Oracle is no match for today's apps - PhilipA
http://blog.couchbase.com/oracle-no-match-for-todays-apps

======
lsiebert
Okay... So first of all I think the innovation couchbase and others are
bringing is wonderful, and I think stuff spun off of such efforts may
eventually eat Oracles lunch.

That said Oracle has never been about the DB entirely. Nobody buys Oracle for
the DB. They buy it for the ecosystem and familiarity that surround the DB.
Mostly it's about internal applications for businesses.

Big companies don't want rapid innovation. They want something that works for
years and years and that the office workers that doesn't know about keyboard
shortcuts (I met one on monday) won't have to relearn regularly. They want
tried and true. They want a nice safe GUI interface.

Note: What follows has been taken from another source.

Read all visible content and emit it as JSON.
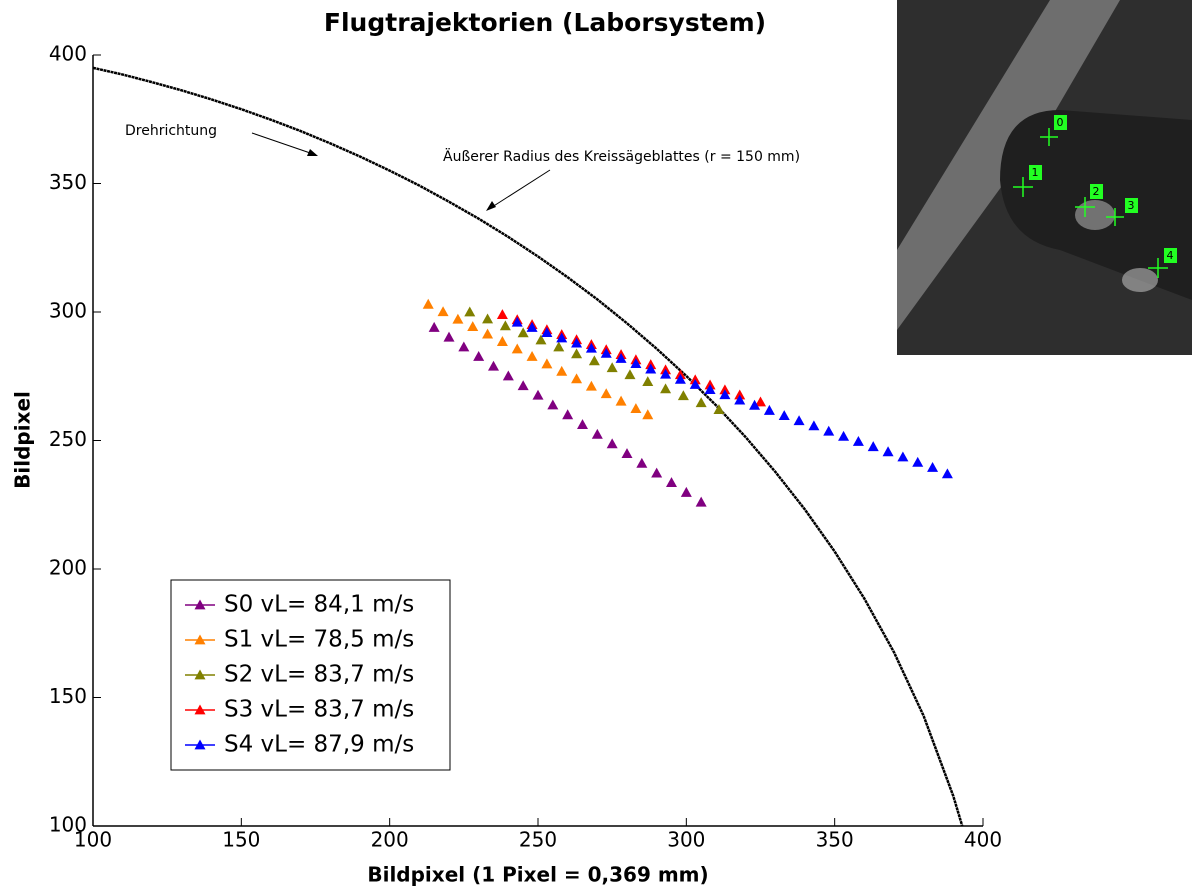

So keep innovating for tommorow. NoSQL should evolve rapidly. But the way to
beat Oracle is not evolving rapidly. It's making the best CRUD app possible
currently, and selling long term support. It's training those office workers
in something so that it's familiar, and showing how it's better then current
projects. It's building a brand.

I believe software is eating the world, but some parts are going to be
digested very very slowly. Hopefully not Bank software and COBOL slowly, but
you never know.

Though personally, I love innovation. I love teaching people new things. And I
think most people can learn, if the support is going to be there. The office
worker who didn't know keyboard shortcuts? I taught her how to search in the
browser, and basic cut and paste shortcuts.